From a sponsorship perspective, Arsenal have been impacted by their long term deals but they haven’t used the opportunity to innovate as other clubs have. Usmanov even touched on the lack of some of professionalism to Arsenal’s approach.
So it isn’t a surprise that as of September 2011, Arsenal made £70m less than Man Utd do. It doesn’t however justify this difference as Arsenal’s fan base is sufficient to make this gulf in sponsorship revenue seem insane.
Aside from that, the board’s PR skills have only made Usmanov’s position stronger.
To many people’s disgust, it was found that any further movement on RVP’s decision was pending Gazidis’ return from a two week holiday.
Not only would you hope that your Chief Executive was present for such news, but you would expect it. At such a time, a good leader would be available instantly to steer the situation to the benefit of the club.
Usmanov however, didn’t hesitate in exploiting this fact and Hill-Wood’s response to his statement was pathetic at best. If there was ever at time for ‘Silent Stan’ to talk to the media it is now.

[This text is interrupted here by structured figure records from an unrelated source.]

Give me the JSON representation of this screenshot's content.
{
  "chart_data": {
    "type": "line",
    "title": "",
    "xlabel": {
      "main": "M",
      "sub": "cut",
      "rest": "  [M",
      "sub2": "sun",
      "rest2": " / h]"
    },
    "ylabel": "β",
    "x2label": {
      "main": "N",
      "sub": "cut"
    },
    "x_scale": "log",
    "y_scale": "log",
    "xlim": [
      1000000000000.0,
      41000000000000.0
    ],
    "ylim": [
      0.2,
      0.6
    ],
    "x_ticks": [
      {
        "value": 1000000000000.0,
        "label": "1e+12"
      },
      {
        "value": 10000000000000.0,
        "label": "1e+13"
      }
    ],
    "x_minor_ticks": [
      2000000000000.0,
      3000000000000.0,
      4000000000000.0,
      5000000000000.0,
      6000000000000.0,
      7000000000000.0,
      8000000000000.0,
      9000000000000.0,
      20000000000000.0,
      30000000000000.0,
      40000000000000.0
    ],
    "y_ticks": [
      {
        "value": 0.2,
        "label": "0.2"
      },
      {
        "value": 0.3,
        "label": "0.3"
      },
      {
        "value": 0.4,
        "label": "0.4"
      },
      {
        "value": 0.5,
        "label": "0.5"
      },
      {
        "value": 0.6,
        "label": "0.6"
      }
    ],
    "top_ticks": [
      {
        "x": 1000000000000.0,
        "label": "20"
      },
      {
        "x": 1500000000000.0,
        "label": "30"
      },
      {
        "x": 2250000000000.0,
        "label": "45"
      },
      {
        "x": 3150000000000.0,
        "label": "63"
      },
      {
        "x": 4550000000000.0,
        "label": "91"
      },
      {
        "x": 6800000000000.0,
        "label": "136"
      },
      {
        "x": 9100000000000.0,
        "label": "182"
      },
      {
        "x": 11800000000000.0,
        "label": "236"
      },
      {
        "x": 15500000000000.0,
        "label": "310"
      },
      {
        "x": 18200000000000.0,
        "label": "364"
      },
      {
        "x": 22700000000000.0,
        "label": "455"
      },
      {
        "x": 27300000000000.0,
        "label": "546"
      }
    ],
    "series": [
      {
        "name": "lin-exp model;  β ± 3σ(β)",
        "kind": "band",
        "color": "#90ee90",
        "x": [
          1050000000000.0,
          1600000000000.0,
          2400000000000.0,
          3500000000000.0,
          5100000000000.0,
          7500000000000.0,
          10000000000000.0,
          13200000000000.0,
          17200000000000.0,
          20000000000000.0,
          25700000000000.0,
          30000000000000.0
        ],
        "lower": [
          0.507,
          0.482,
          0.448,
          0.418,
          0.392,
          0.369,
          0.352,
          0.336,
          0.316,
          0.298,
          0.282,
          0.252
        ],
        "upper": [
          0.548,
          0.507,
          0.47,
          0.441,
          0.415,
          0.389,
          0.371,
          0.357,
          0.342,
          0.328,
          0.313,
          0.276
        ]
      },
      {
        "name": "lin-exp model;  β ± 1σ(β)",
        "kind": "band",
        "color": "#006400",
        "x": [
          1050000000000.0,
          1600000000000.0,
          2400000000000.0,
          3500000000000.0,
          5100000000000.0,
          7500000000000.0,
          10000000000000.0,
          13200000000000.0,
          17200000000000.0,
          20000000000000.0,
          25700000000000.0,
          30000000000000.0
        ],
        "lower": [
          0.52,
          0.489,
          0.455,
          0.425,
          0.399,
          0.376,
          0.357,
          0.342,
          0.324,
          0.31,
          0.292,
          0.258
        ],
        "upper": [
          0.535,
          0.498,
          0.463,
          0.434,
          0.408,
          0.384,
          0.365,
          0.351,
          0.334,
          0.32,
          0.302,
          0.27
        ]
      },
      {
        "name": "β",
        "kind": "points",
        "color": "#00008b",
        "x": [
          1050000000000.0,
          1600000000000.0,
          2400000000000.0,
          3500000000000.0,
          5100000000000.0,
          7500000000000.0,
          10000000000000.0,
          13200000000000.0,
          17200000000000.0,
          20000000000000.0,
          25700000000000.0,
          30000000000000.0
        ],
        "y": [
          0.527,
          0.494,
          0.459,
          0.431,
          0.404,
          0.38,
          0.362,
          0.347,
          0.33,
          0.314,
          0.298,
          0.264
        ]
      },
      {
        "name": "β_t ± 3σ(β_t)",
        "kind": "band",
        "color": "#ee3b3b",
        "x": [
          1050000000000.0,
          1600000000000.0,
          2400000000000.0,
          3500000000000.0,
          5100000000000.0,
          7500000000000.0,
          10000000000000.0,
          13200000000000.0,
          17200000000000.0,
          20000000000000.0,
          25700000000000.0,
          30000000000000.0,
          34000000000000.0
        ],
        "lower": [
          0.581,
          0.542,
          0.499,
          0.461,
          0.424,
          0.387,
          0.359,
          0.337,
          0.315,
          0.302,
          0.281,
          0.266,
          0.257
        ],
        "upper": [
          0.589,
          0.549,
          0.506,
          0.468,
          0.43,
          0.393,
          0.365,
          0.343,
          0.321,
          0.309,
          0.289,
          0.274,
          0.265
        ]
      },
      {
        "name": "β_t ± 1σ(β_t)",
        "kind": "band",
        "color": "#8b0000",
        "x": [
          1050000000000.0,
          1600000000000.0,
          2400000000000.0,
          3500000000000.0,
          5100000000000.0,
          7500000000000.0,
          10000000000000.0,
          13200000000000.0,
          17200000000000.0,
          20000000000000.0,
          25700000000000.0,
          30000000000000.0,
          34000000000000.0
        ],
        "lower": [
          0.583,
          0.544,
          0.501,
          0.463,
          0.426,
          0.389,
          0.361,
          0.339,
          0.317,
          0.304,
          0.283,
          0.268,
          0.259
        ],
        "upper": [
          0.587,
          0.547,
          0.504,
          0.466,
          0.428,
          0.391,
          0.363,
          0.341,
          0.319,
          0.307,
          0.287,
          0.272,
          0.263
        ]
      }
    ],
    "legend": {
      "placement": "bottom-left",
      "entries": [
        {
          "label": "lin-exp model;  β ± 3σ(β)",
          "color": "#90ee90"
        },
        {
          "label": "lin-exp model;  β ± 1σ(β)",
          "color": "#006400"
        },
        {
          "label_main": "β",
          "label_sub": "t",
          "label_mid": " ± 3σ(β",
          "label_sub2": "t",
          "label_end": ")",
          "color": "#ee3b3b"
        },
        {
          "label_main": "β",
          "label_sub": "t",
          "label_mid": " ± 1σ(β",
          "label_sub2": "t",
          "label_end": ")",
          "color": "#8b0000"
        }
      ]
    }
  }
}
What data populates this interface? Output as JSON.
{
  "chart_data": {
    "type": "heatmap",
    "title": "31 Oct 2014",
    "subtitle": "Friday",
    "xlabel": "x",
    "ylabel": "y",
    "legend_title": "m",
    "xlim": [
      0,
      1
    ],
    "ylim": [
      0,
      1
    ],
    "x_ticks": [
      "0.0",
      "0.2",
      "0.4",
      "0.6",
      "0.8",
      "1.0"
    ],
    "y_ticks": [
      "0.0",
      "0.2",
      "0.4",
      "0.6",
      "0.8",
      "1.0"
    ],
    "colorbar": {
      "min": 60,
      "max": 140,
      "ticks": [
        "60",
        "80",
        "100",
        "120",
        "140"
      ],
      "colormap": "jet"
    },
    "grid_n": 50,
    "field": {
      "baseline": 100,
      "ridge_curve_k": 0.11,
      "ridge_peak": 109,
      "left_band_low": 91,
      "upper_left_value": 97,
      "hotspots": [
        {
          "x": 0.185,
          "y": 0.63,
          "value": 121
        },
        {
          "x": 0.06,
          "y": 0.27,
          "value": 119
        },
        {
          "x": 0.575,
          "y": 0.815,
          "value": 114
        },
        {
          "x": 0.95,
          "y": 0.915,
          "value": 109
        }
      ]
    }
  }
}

Gazidis seems to be the wrong man to be guiding the club but it is Kroenke’s silence that leaves an opportunity for both the media and the fans to speculate about the failings of the club.
All in all, while Usmanov’s statement was a strategic one, as evident by his choice to designate Wenger no blame, a lot of the messages within it rang true. If we then consider the remaining issues, there is sufficient reason for players being driven out for both financial and football related reasons. So until the club gets their act together, both on and off the pitch, players will follow RVP out of the door.
My personal suggestion to resolve the situation is not a change of ownership however.
Instead, I believe it is Gazidis’ position that must come under review. There seems to be little direction from him and a stronger chief executive could not only abolish the wage structure, but also provide a greater amount of support (which includes constructive criticism from time to time) to Wenger in order to help return the club to its glory days.